這個不知死活的王八蛋,不知道現在自己身體是什麼狀況嗎?我抽出絕絲,左腳撐地,右腳輕點,正待行動,卻忽然驚愕地停下了動作。
冷清雅眼中露出詫異凝重之色,劍招再無複剛剛的流暢幽雅,額頭些微見汗。
連我也覺意外的驚喜,步殺收回相擊的一刀後,忽然便似沒了意識,隻剩反射神經一般。他的動作平實無華,他的出手緩和無力,但他每踏一步,卻都讓冷清雅的後招難以繼續;他每刺出一刀,都讓冷清雅不得不回劍自救。
我忽然想起某本武俠小說中提到的武功——奕劍術:使劍就如下棋,每出一劍,便如下一著棋子,戰場就是活的棋盤,其間千變萬化,若不能掌握全局,預估到敵人的下著,便不能把握致勝之機。

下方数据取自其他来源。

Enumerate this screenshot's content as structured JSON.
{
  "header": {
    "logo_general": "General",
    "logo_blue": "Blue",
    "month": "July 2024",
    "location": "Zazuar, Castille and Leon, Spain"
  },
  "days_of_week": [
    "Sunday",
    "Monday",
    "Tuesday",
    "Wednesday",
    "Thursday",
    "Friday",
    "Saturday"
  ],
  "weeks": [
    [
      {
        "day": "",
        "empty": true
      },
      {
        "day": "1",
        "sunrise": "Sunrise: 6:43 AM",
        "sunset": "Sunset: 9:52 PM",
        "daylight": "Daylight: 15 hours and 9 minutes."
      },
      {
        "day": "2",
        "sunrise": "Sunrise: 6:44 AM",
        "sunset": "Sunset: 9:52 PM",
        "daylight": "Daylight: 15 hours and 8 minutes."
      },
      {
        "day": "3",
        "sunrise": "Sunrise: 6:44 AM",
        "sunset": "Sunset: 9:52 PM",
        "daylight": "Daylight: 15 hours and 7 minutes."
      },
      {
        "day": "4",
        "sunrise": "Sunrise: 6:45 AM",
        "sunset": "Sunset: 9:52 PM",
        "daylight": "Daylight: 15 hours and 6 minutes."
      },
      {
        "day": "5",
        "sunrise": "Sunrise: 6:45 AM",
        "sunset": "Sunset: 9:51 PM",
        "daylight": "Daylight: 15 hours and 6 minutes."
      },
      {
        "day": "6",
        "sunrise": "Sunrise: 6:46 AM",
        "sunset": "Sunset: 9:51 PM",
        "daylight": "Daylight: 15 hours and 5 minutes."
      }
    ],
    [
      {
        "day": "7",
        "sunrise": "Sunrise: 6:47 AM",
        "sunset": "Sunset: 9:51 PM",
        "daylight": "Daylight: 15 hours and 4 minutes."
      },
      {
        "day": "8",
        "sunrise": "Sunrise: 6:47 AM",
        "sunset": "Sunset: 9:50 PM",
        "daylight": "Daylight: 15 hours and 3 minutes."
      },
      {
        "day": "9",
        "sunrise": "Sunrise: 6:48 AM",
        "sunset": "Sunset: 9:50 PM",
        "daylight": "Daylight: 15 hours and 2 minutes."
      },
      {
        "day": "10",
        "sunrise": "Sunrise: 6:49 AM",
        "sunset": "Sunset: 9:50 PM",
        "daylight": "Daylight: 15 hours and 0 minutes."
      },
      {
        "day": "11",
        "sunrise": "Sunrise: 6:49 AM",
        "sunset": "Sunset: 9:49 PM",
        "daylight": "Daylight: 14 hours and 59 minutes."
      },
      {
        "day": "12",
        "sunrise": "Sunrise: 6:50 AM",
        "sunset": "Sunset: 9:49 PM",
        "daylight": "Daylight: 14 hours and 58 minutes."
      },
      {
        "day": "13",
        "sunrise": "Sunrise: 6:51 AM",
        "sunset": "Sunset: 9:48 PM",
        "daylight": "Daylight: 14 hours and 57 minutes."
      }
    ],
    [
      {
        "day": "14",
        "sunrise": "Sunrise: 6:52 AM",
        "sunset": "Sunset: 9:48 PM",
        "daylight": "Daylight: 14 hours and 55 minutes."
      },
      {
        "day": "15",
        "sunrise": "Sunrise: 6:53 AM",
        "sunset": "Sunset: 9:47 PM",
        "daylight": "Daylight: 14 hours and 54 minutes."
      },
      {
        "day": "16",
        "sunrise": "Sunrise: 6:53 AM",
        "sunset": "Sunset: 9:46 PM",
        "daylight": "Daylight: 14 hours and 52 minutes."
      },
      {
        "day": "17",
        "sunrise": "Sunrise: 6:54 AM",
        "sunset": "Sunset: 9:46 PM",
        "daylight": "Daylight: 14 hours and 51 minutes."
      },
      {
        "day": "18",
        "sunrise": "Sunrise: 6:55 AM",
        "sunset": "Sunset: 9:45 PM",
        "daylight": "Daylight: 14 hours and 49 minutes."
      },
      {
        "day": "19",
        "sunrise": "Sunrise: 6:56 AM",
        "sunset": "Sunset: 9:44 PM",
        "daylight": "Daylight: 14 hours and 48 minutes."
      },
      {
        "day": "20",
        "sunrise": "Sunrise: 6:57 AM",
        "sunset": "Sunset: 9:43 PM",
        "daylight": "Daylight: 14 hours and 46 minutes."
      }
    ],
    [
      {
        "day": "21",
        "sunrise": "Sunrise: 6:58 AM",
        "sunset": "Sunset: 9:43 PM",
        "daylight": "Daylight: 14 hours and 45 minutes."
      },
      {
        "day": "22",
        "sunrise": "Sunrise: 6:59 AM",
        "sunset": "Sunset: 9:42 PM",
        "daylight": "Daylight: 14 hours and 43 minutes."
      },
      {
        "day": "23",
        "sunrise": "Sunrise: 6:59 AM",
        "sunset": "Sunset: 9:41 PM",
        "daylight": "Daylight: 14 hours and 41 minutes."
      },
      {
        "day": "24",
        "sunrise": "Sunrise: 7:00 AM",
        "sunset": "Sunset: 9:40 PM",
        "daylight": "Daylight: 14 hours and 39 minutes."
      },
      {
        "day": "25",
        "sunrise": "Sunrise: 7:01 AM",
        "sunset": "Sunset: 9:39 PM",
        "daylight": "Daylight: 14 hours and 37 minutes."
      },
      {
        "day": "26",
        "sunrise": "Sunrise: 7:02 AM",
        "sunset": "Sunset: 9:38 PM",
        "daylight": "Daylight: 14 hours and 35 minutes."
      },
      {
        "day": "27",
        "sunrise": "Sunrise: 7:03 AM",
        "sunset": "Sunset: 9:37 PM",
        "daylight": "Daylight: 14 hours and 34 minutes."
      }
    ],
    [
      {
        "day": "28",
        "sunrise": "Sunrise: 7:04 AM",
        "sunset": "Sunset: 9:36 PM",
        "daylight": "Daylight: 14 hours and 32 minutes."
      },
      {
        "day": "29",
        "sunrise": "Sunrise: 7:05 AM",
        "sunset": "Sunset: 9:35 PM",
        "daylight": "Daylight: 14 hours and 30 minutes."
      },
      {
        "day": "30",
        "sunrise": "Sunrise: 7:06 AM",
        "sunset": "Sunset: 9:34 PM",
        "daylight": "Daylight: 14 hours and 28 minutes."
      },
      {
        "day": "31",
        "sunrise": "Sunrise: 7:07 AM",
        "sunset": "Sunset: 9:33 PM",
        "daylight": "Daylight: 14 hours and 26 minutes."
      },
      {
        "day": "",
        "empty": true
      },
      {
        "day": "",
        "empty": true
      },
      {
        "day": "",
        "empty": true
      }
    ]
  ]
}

步殺,竟能獨自領悟到這種境界。我忍不住露出一個淡淡的微笑,從他受傷以來,一直都很擔心,現在終於不用了。他遠比我和祈然想象的,要堅韌。
我收回絕絲,快步走到冷琢夕身邊。
她的內力遠比我想象的渾厚,所以這一刀,雖重,卻暫時沒有生命危險。
隻是五髒六腑受了重傷,我簡單為她的傷口做了處理,確保不會惡化危及生命,隨即將一粒祈然特製的藥丸,塞入她口中。
自從那日我和步殺遭襲以後,祈然就時常製作改良一些特效藥,讓我們帶在身邊,以防不時之需。
我提劍,快步走回戰場。我知道,如今的步殺內力全屍,這樣的打鬥可以震得冷清雅一時,卻撐不了長久。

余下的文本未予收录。